Quando a alternativa correta no que se refere à jurisprudência do STF acerca do processo legislativo.
- A)São constitucionais leis municipais, de inciativa parlamentar, que disponham sobre o regime jurídico dos servidores públicos.
Errada, porque matéria sobre regime jurídico de servidores públicos é de iniciativa reservada ao Chefe do Executivo, não podendo lei municipal de iniciativa parlamentar discipliná-la validamente.
- B)A sanção do projeto de lei convalida o vício de inconstitucionalidade resultante da usurpação do poder de iniciativa, de modo que a ulterior aquiescência do chefe do Poder Executivo, quando dele seja a prerrogativa usurpada, tem o condão de sanar o vício da inconstitucionalidade.
Errada, porque a sanção posterior não convalida vício de iniciativa; esse é um entendimento clássico do STF.
- C)É constitucional lei estadual, de iniciativa parlamentar, que imponha ao DETRAN a obrigação de publicar, no diário oficial e na internet, a relação de cada um dos veículos sinistrados, seus respectivos dados, com destinação para os que sofreram desmonte e/ou comercialização das peças e partes.
Certa, pois a norma apenas impõe obrigação de transparência ao DETRAN, sem invadir iniciativa privativa nem tratar de regime jurídico de servidores.
- D)É inconstitucional emenda à Constituição estadual, de iniciativa parlamentar, que disponha sobre o Conselho Estadual de Educação.
Errada, porque a simples origem parlamentar da emenda à Constituição estadual não torna a norma inconstitucional por si só; seria preciso haver violação de cláusula de iniciativa reservada ou de regra constitucional específica.
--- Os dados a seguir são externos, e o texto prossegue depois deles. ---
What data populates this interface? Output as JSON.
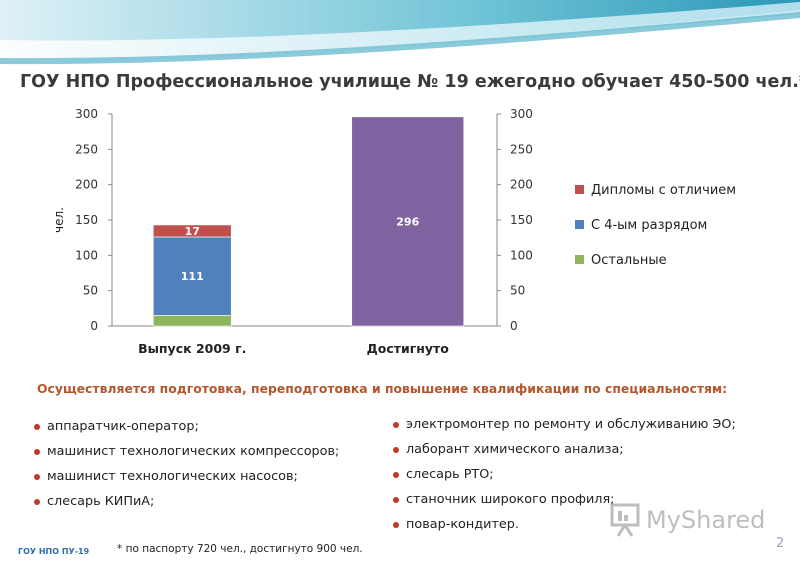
{
  "title": "ГОУ НПО Профессиональное училище № 19 ежегодно обучает 450-500 чел.*",
  "chart_data": {
    "type": "bar",
    "stacked": true,
    "categories": [
      "Выпуск 2009 г.",
      "Достигнуто"
    ],
    "series": [
      {
        "name": "Остальные",
        "color": "#8db55a",
        "values": [
          15,
          0
        ]
      },
      {
        "name": "С 4-ым разрядом",
        "color": "#4f81bd",
        "values": [
          111,
          0
        ]
      },
      {
        "name": "Дипломы с отличием",
        "color": "#c0504d",
        "values": [
          17,
          0
        ]
      },
      {
        "name": "Достигнуто",
        "color": "#8064a2",
        "values": [
          0,
          296
        ]
      }
    ],
    "data_labels": [
      {
        "category": "Выпуск 2009 г.",
        "series": "С 4-ым разрядом",
        "text": "111"
      },
      {
        "category": "Выпуск 2009 г.",
        "series": "Дипломы с отличием",
        "text": "17"
      },
      {
        "category": "Достигнуто",
        "series": "Достигнуто",
        "text": "296"
      }
    ],
    "legend": [
      "Дипломы с отличием",
      "С 4-ым разрядом",
      "Остальные"
    ],
    "ylabel": "чел.",
    "ylim": [
      0,
      300
    ],
    "yticks": [
      "0",
      "50",
      "100",
      "150",
      "200",
      "250",
      "300"
    ],
    "legend_position": "right"
  },
  "subtitle": "Осуществляется подготовка, переподготовка и повышение квалификации по специальностям:",
  "specialties_left": [
    "аппаратчик-оператор;",
    "машинист технологических компрессоров;",
    "машинист технологических насосов;",
    "слесарь  КИПиА;"
  ],
  "specialties_right": [
    "электромонтер по ремонту и обслуживанию ЭО;",
    "лаборант химического анализа;",
    "слесарь РТО;",
    "станочник широкого профиля;",
    "повар-кондитер."
  ],
  "footer_org": "ГОУ НПО ПУ-19",
  "footnote": "* по паспорту 720 чел., достигнуто 900 чел.",
  "page_number": "2",
  "watermark": "MyShared",
  "colors": {
    "title": "#3b3b3b",
    "subtitle": "#b4572c",
    "bullet": "#c0392b",
    "footer": "#2e6fa8"
  }
}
- E)É constitucional a redução ou a supressão de espaços territoriais especialmente protegidos, como é o caso das unidades de conservação, por meio de medida provisória.
Errada, porque a Constituição veda a edição de medida provisória para matéria que envolva redução ou supressão de espaços territoriais especialmente protegidos, como unidades de conservação.
Gabarito: C
O ponto central aqui é iniciativa legislativa e a jurisprudência do STF sobre quem pode propor certas leis. Em regra, quando a Constituição reserva a iniciativa ao Chefe do Executivo, o Parlamento não pode invadir essa esfera, porque isso gera vício formal de inconstitucionalidade. E não adianta tentar “consertar” depois com sanção: o STF tem entendimento consolidado de que a sanção do chefe do Executivo não corrige vício de iniciativa quando a prerrogativa foi usurpada. Outro detalhe importante: o STF também admite, em alguns casos, leis de iniciativa parlamentar que apenas imponham deveres administrativos gerais ao Executivo, sem mexer diretamente na estrutura interna da Administração, em regime jurídico de servidores ou em matéria de competência reservada. É justamente por aí que a questão cobra separação de Poderes e iniciativa legislativa sem cair na armadilha do “tudo depende do Executivo”. No caso da letra C, a lei estadual de iniciativa parlamentar é constitucional porque apenas determina ao DETRAN a publicação de informações sobre veículos sinistrados, o que configura medida de transparência administrativa e proteção do interesse público, sem criar regime jurídico de servidores, sem aumentar despesa de modo indevido e sem invadir iniciativa privativa do Executivo. Esse tipo de entendimento aparece com frequência na jurisprudência do STF quando a norma trata de organização administrativa em sentido amplo, sem interferir em matéria reservada. Então, a chave da questão é esta: nem toda lei que atinge a Administração é de iniciativa exclusiva do Governador ou do Prefeito. O que o STF barra é a invasão de reserva constitucional de iniciativa. Como a letra C não faz isso, ela é a correta.